STARTUP ACT 2012 - 2022

Riccardo Donadon: abbiamo acceso la miccia ma la bomba startup non è ancora esplosa

Molte cose sono cambiate, ma l’ecosistema startup non è ancora centrale in Italia, dice Riccardo Donadon, founder di H-Farm dove 10 anni fa fu lanciato lo Startup Act. Il 12 settembre un evento per celebrare la ricorrenza. All’insegna dei giovani e della formazione

Pubblicato il 29 Lug 2022

Riccardo Donadon, H-Farm

“Abbiamo acceso la miccia, ma la bomba non è ancora esplosa. Forse la miccia era umida, forse non c’era abbastanza esplosivo…”
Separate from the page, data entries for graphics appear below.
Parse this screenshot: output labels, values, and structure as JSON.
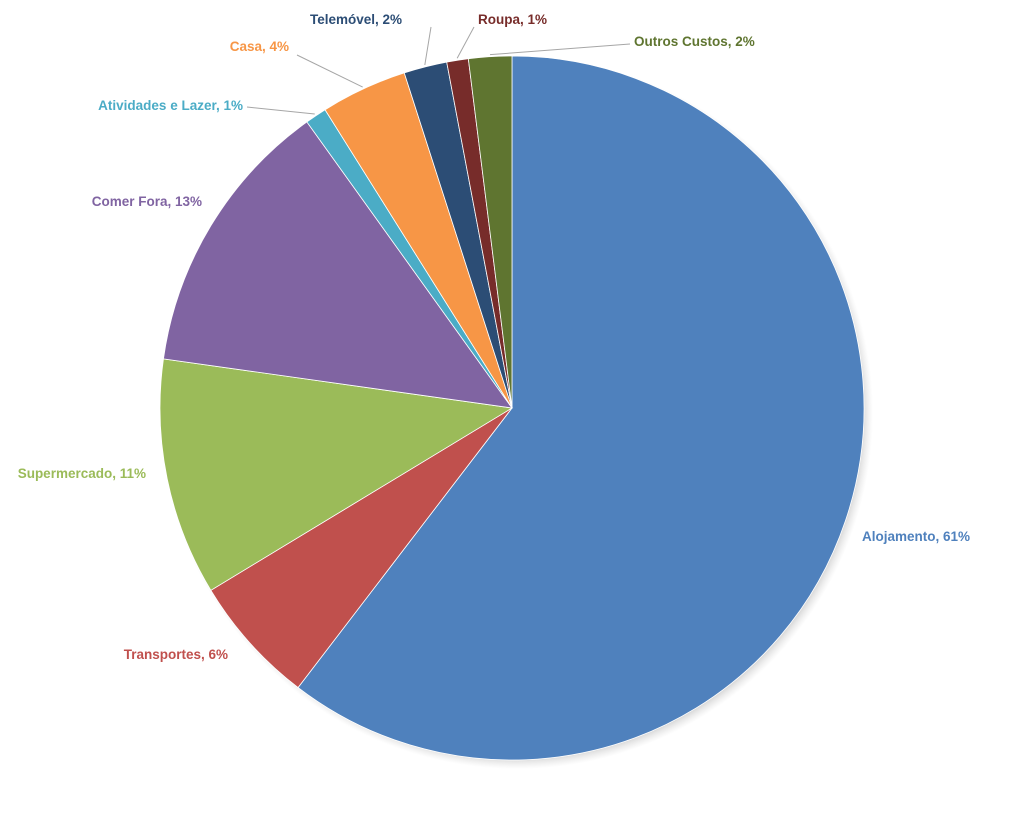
{
  "chart_data": {
    "type": "pie",
    "title": "",
    "start_angle_deg": 0,
    "direction": "clockwise",
    "slices": [
      {
        "name": "Alojamento",
        "value": 61,
        "label": "Alojamento, 61%",
        "color": "#4F81BD",
        "label_color": "#4F81BD"
      },
      {
        "name": "Transportes",
        "value": 6,
        "label": "Transportes, 6%",
        "color": "#C0504D",
        "label_color": "#C0504D"
      },
      {
        "name": "Supermercado",
        "value": 11,
        "label": "Supermercado, 11%",
        "color": "#9BBB59",
        "label_color": "#9BBB59"
      },
      {
        "name": "Comer Fora",
        "value": 13,
        "label": "Comer Fora, 13%",
        "color": "#8064A2",
        "label_color": "#8064A2"
      },
      {
        "name": "Atividades e Lazer",
        "value": 1,
        "label": "Atividades e Lazer, 1%",
        "color": "#4BACC6",
        "label_color": "#4BACC6"
      },
      {
        "name": "Casa",
        "value": 4,
        "label": "Casa, 4%",
        "color": "#F79646",
        "label_color": "#F79646"
      },
      {
        "name": "Telemóvel",
        "value": 2,
        "label": "Telemóvel, 2%",
        "color": "#2C4D75",
        "label_color": "#2C4D75"
      },
      {
        "name": "Roupa",
        "value": 1,
        "label": "Roupa, 1%",
        "color": "#772C2A",
        "label_color": "#772C2A"
      },
      {
        "name": "Outros Custos",
        "value": 2,
        "label": "Outros Custos, 2%",
        "color": "#5F7530",
        "label_color": "#5F7530"
      }
    ],
    "legend": "none",
    "data_labels": "outside-with-leader-lines"
  }
}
26 maggio 2012: primo incontro a Ca’ Tron, nella campagna trevigiana, per lanciare la call all’ecosistema. 12 settembre 2022, il ministro dello Sviluppo Economico Corrado Passera ritorna in H-Farm per presentare il Decreto Crescita che contiene Restart Italia, il primo Startup Act italiano approvato poi a metà ottobre. Il padrone di casa è sempre lui: Riccardo Donadon, che ha fondato H-Farm nel 2005, un pioniere nello scouting, gestione e accelerazione delle startup digitali in Italia. È stato uno dei 12 “apostoli” dello Startup Act, i componenti della task force istituita nel 2012 dal Ministro dello Sviluppo Economico e coordinata da Alessandro Fusacchia, ed è stato il primo presidente di Italia Startup, l’associazione nata a sostegno dello Startup Act e oggi diventata InnovUp.

Dopo Passera, quindi non potevamo che incontrare lui. Adesso preferisce parlare più di formazione che di startup. H-Farm va sempre di più verso l’edtech e con questo approccio Riccardo Donadon sta organizzando  l’evento di celebrazione del decennale a Ca’Tron, in programma lunedì 12 settembre.
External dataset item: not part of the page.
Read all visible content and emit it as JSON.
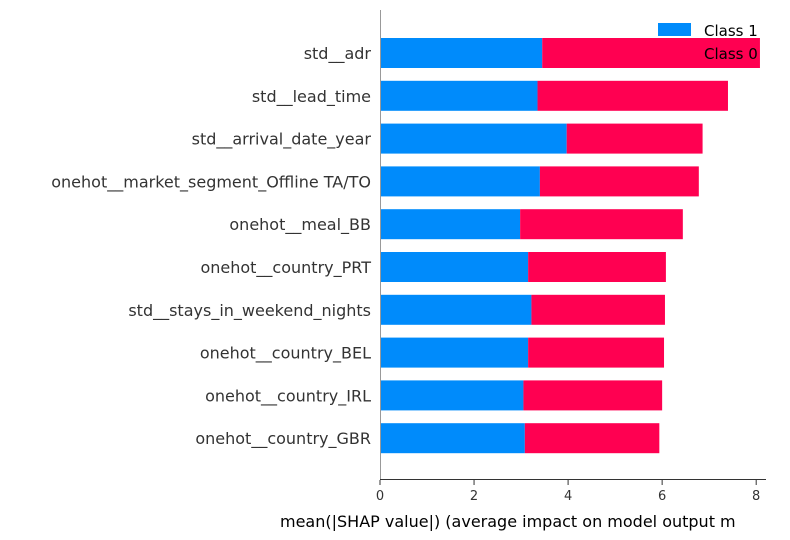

“Faremo l’evento nella sala del campus, che ha 750 posti e più della metà saranno occupati da ragazzi delle superiori e dell’università”, anticipa Riccardo Donadon. “Mi piacerebbe che ci fosse la presa di coscienza di quanto è stato fatto e che è stato fatto anche per loro. Ho pensato a questo momento come un’occasione per far percepire alle istituzioni e ai giovani che si può fare, anche in Italia”.

L’agenda è stata scompigliata dalla crisi di governo. I giovani certamente ci saranno. Che cosa possiamo raccontare loro dieci anni dopo? Che cosa è cambiato?

Certamente oggi c’è molta più consapevolezza, ma l’ecosistema delle startup non è ancora esploso. Non è al centro del sistema economico, come dovrebbe, mentre negli Stati Uniti le prime compagnie per valore sono ormai tutte tecnologiche. La grande informazione quindi lo tratta ancora come un elemento di contorno.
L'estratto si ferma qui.